Hormone sind keine effektiven Anti-Aging-Medikamente

Dr. med. Thomas Kron Medizinische Nachrichten 09.02.2020

Kernbotschaften

Hormone sind kein Jungbrunnen für alte Menschen. Der übertriebene Einsatz von Insulin, Schilddrüsenhormon und Testosteron bei alten Menschen könne sogar mehr schaden als nutzen, warnen Endokrinologen und plädieren für einen verantwortungsvollen Umgang mit Hormon-Therapien. 

Hormon-Mangel Ursache für das Altern?

Der Rückgang der Hormonproduktion wurde in der Vergangenheit nicht nur als Folge, sondern als mitverantwortlich für das Altern angesehen. „Unter dem Schlagwort Endokrinoseneszenz galt es, Hormondefizite normnah auszugleichen“, berichtet Professor Dr. med. Cornelius Bollheimer von der Uniklinik RWTH Aachen. Doch alle Versuche, durch Geschlechtshormone, Wachstumshormone, Melatonin oder Testosteron das Altern aufzuhalten, seien gescheitert. „Hormone sind als Anti-Aging-Methode nicht effektiv“, erklärt der Inhaber eines Lehrstuhls für Altersmedizin in einer Mitteilung der Deutschen Gesellschaft für Endokrinologie (DGE). Anlass ist der 63. Deutsche Kongresses für Endokrinologie (4. bis 6. März 2020) in Gießen. 

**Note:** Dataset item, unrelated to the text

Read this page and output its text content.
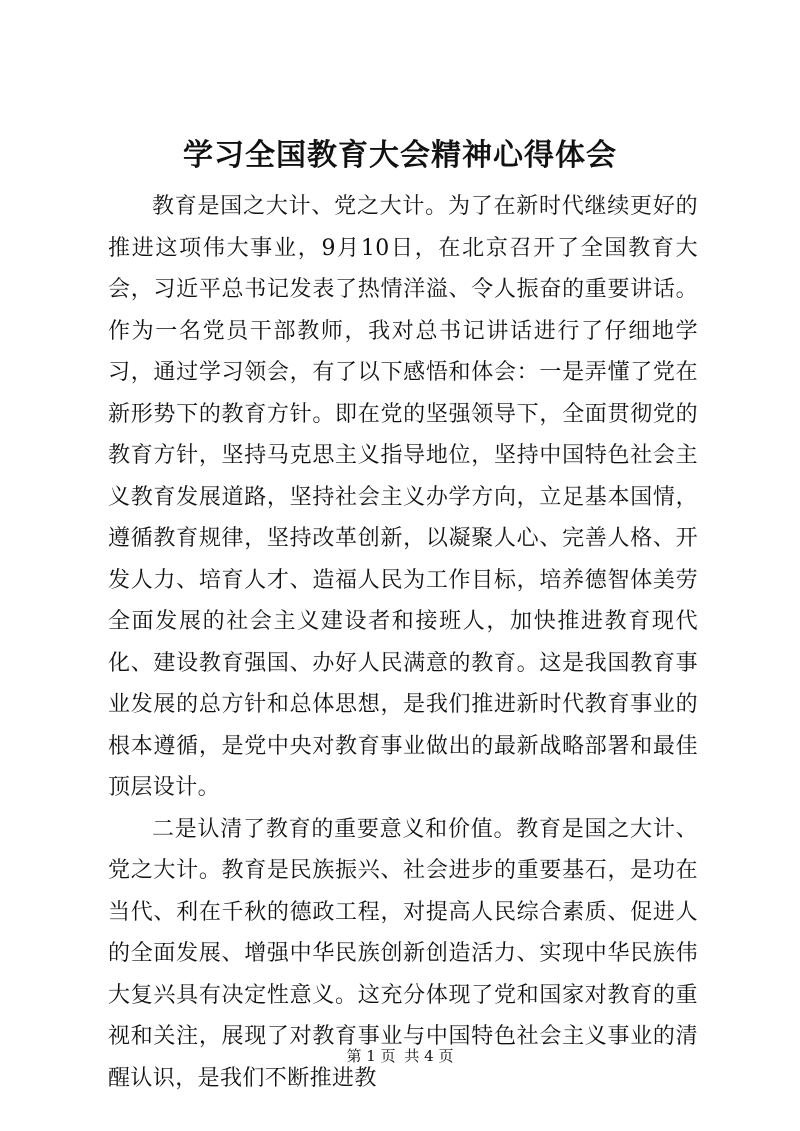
学习全国教育大会精神心得体会

教育是国之大计、党之大计。为了在新时代继续更好的推进这项伟大事业，9月10日，在北京召开了全国教育大会，习近平总书记发表了热情洋溢、令人振奋的重要讲话。作为一名党员干部教师，我对总书记讲话进行了仔细地学习，通过学习领会，有了以下感悟和体会：一是弄懂了党在新形势下的教育方针。即在党的坚强领导下，全面贯彻党的教育方针，坚持马克思主义指导地位，坚持中国特色社会主义教育发展道路，坚持社会主义办学方向，立足基本国情，遵循教育规律，坚持改革创新，以凝聚人心、完善人格、开发人力、培育人才、造福人民为工作目标，培养德智体美劳全面发展的社会主义建设者和接班人，加快推进教育现代化、建设教育强国、办好人民满意的教育。这是我国教育事业发展的总方针和总体思想，是我们推进新时代教育事业的根本遵循，是党中央对教育事业做出的最新战略部署和最佳顶层设计。

二是认清了教育的重要意义和价值。教育是国之大计、党之大计。教育是民族振兴、社会进步的重要基石，是功在当代、利在千秋的德政工程，对提高人民综合素质、促进人的全面发展、增强中华民族创新创造活力、实现中华民族伟大复兴具有决定性意义。这充分体现了党和国家对教育的重视和关注，展现了对教育事业与中国特色社会主义事业的清醒认识，是我们不断推进教

第 1 页 共 4 页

Menopause ja, Andropause nein

Die größten Missverständnisse bestehen der Mitteilung zufolge bei der Testosteron-Behandlung von alten Männern. In Analogie zu den Wechseljahren der Frau wurde immer wieder von einer Andropause des Mannes gesprochen und daraus abgeleitet, dass Männer ab einem bestimmten Alter Testosteron substituieren sollten. Bei Männern gebe es jedoch kein abruptes Erlöschen der Hormonproduktion wie bei Frauen, betont Bollheimer. Richtig sei, dass die Testosteron-Produktion mit dem Alter nachlasse. Das geschehe aber nicht abrupt, sondern gleichmäßig und von Mann zu Mann höchst unterschiedlich. Testosteron-Werte weisen eine hohe intra- und interindividuelle Variabilität auf. So könne ein gesunder 30-jähriger Mann einen niedrigeren Testosteron-Wert haben als ein gesunder 80-Jähriger, erklärt die DGE. Darüber hinaus sei noch nicht hinreichend geklärt, ob das Risiko für Herzinfarkt oder Schlaganfall durch eine zu liberale Testosteron-Gabe erhöht werde, so Bollheimer.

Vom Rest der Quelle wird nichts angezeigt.